Secara finansial mereka di bawah pemerintah negara bagian/provinsi tetapi pelakunya bukan ASN tetapi profesional dunia pendidikan yang disebut sebagai School Board/Dewan Sekolah yang ada masa jabatannya. Dewan Sekolah ini bisa dipilih oleh masyarakat atau ditunjuk pemerintah pusat dan atau daerah. Selain itu, mereka adalah para profesional di bidang pendidikan.
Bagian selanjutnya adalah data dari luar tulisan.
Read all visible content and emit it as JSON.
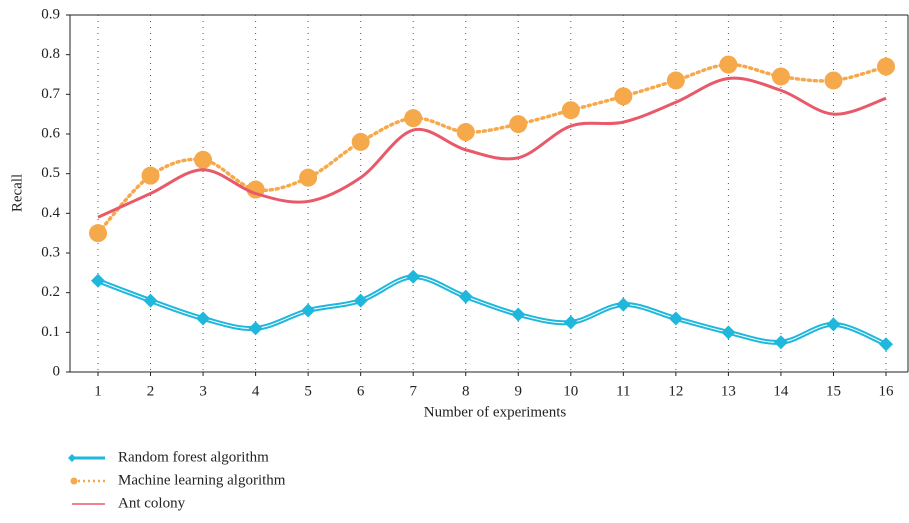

Baca Juga: Bekerja Menggunakan Gadget

6. Kurikulum sesuai kebutuhan zaman
Di era Industri 4.0 ini kebutuhan akan para inovator dan kreator menempati urutan utama. Untuk itu kurikulum harus disesuaikan menjadi seperti berikut: Penguatan kemampuan calistung sebagai fondasi pembelajaran Pendidikan berbasis STEAM (Science, Technology, Engineering, Art Mathematic). Selain itu, pemanfaat teknologi secara optimal dalam pembelajaran Kompetensi inti; penalaran tingkat tinggi, serta kemampuan 4K (Komunikasi, Kolaborasi, Kritis dan Kreatif).